A son réveil, qui fut très-prompt, car il ne dormait ordinairement que trois heures; (on connaît ses idées sur le sommeil), deux hommes qui étaient dans la foule qui l'avait escorté jusqu'à l'hôtel, et qui avaient distingué que c'était l'ancien grec qu'il parlait, se présentèrent à lui pour lui offrir leurs services. Ceux-ci étaient des maîtres de langue grecque. Ils lui parlèrent, ou crurent lui parler cet idiome. Alphonaponor ne comprit que quelques mots de leur discours, et sur tout ceux où ils lui disaient qu'ils étaient maîtres de grec. Rien n'égala l'étonnement du lunian. Il parut stupéfait lorsqu'il envisagea qu'il ne pouvait les comprendre. Cependant, se dit-il, j'ai su le grec; j'en appelle à Aristote et à Socrate avec qui j'ai conversé dans cette langue, et qui s'y connaissaient sans doute. Je suis sûr aussi de ne l'avoir pas oublié: je porte une mémoire où tout se grave comme sur l'airain: Je pourrais répéter, mot pour mot, les discours qu'ils me tinrent à l'époque où je les connus. Il pensa alors, et avec raison, que ceux qui s'annonçaient comme des maîtres de l'ancien grec, étaient des ignorans qui ne le connaissaient point; et il les congédia, en conservant l'espoir d'en trouver de plus instruits. Ayant tout-à-coup réfléchi que, puisque ceux-ci avaient été reconnus pour maîtres, il fallait qu'il existât une erreur générale sur cette langue, il revint sur son idée, et son espérance, de se faire entendre, s'anéantit.
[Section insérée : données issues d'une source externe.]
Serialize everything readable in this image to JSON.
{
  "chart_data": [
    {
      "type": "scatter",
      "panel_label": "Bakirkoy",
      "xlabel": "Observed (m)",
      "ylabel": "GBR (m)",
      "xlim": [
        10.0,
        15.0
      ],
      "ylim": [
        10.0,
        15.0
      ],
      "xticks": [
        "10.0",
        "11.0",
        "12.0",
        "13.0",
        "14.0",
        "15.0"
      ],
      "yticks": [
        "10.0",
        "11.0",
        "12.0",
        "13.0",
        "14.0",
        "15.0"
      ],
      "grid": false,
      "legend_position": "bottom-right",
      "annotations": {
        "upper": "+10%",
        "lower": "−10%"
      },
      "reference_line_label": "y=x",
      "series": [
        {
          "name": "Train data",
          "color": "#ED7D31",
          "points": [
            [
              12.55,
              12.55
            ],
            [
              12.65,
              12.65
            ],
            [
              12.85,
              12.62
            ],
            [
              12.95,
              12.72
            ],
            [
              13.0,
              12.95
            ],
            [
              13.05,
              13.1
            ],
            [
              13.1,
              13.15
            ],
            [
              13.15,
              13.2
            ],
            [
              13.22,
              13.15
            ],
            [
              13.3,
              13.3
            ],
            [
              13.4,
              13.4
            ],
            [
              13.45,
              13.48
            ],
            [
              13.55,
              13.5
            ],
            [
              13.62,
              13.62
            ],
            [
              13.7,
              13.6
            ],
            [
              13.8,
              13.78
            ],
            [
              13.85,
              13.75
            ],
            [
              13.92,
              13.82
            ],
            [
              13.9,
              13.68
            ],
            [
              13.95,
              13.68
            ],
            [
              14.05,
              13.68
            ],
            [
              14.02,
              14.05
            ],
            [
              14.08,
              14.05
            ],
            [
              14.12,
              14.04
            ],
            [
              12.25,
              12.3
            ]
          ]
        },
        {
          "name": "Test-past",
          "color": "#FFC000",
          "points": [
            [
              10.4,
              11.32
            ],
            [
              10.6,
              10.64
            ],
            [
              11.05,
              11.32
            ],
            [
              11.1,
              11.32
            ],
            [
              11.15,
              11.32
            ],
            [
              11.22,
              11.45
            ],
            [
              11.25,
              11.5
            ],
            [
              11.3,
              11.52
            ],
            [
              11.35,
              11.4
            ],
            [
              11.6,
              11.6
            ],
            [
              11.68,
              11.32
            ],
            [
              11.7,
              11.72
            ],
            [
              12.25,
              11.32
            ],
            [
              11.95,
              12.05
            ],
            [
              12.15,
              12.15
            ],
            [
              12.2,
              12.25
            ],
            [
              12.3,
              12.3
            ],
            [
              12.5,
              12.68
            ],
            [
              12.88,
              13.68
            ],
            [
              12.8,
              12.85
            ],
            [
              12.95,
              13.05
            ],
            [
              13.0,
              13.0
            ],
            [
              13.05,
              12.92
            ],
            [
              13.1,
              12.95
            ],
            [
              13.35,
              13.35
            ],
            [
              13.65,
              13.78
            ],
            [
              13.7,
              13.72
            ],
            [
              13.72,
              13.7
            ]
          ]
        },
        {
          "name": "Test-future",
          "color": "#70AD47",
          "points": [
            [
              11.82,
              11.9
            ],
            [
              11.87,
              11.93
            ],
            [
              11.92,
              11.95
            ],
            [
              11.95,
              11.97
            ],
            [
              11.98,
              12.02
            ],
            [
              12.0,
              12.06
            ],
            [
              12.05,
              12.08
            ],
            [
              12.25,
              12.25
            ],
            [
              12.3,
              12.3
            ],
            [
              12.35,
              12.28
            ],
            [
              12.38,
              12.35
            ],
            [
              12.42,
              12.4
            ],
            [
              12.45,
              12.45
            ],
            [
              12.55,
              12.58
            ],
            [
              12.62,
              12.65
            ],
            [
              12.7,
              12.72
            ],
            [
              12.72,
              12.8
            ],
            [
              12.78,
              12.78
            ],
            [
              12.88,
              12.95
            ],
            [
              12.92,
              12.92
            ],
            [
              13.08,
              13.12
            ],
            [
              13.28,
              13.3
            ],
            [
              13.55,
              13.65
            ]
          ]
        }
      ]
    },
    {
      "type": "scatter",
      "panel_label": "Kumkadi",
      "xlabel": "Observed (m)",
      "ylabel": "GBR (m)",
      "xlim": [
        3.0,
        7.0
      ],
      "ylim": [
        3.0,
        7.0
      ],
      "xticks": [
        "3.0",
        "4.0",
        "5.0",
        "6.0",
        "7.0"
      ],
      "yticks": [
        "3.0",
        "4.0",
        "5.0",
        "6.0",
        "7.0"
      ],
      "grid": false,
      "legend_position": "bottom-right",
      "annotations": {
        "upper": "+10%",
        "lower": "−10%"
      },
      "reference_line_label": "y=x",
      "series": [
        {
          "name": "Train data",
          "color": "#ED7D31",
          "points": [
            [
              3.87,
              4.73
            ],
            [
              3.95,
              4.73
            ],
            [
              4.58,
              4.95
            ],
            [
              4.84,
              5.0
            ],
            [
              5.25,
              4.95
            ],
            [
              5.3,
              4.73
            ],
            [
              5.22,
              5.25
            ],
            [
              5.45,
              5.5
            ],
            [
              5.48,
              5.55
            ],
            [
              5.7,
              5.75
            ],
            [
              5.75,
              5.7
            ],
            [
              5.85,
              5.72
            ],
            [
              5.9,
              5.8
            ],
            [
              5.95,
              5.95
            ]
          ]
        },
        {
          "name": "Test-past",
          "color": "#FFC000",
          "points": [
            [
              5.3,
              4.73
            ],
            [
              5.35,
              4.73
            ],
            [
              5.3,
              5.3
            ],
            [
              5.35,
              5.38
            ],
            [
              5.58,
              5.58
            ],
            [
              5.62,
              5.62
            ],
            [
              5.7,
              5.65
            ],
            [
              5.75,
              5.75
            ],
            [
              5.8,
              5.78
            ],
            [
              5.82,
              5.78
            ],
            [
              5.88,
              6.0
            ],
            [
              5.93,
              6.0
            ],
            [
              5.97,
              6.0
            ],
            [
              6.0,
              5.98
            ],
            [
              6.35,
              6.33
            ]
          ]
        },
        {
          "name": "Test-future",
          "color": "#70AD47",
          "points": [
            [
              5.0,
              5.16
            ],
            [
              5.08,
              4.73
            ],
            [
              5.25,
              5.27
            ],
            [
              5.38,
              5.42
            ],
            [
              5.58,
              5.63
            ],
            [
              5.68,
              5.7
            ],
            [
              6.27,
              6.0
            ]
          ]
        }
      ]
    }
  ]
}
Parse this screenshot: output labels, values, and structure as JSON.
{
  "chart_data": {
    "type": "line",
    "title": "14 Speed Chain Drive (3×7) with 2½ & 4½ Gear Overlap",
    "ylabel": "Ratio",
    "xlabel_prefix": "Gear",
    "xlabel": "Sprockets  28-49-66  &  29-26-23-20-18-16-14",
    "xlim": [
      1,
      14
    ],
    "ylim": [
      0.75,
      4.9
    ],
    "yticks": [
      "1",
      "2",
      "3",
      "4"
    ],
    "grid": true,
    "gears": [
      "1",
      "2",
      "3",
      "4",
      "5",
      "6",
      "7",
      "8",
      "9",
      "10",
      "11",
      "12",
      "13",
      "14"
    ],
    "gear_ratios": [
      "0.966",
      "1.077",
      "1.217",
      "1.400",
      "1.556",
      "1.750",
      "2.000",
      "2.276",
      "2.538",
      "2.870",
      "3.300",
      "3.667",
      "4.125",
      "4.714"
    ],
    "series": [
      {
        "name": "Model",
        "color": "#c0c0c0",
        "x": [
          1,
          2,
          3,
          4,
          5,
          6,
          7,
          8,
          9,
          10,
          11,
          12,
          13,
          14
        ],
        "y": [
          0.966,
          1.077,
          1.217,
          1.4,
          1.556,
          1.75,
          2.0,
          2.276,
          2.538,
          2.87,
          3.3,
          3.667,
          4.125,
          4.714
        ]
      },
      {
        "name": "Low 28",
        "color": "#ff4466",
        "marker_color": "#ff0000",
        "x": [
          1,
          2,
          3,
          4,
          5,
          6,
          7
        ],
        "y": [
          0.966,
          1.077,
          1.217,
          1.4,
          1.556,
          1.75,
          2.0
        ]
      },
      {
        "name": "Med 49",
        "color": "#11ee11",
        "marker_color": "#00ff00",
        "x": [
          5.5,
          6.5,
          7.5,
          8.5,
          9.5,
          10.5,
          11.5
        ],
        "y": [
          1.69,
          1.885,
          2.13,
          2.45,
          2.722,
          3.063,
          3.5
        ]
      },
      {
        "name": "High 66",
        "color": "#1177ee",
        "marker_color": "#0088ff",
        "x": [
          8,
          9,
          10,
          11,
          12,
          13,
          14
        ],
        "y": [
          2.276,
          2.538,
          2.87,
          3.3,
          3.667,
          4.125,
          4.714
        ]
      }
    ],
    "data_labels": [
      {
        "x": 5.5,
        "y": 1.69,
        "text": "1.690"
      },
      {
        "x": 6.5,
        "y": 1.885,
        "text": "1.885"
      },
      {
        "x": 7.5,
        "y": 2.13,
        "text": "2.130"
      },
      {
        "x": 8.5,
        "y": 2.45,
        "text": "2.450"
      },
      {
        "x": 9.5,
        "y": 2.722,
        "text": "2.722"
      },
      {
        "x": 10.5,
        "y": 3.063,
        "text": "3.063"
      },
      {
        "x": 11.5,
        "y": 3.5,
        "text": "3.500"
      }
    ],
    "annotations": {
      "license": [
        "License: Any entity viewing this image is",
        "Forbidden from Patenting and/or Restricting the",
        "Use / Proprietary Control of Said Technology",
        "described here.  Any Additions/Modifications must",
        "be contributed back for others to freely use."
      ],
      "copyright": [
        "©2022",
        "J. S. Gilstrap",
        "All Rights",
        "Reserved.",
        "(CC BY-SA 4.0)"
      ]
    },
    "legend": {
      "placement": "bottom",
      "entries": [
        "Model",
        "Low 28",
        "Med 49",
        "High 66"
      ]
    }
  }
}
Le même jour, il eut encore occasion de voir huit ou dix de ces professeurs de grec, habillé à la moderne, et il n'eut pas lieu d'être plus satisfait. Cependant, avant la nuit, il en vint un, qui fut le dernier, et qui frappa Alphonaponor par l'ensemble de ses traits. Il crut y découvrir quelques signes de l'ancien grec, dirigé par son grand art sur la physionomie. Celui-ci se fit entendre, parce qu'il parla la langue d'Aristote, quoique d'une manière assez confuse. Enfin Alphonaponor avait trouvé en lui ce qu'il lui fallait; c'est-à-dire, un truchement.... Que ceux qui ont voyagé, et qui se sont trouvés dans la situation où était notre héros, jugent qu'elle dut être sa joie en ce moment. Il embrassa l'homme qui lui parlait, et lui ayant raconté en deux mots qu'il était sujet du roi de la Lune, il voulut savoir pourquoi on se disait maître de grec à Paris, lorsqu'on n'entendait point cette langue. Après que le personnage lui eut appris qu'il était un descendant des Grecs, voyageant lui-même en France, et que l'idiome des anciens avait été conservé comme un dépôt sacré, de père en fils, par ses ayeux, qui le lui avait transmis; tandis que ses compatriotes avaient substitué à ce langage harmonieux le jargon le plus barbare; il lui dit que c'était une manie des Européens de parler grec, et de vouloir corriger les anciens grecs eux-mêmes. Il ajouta qu'il n'avait pas trouvé encore un seul savant qui l'expliquât correctement, et il dit que les plus habiles lui avaient fait modestement l'aveu de leur insuffisance.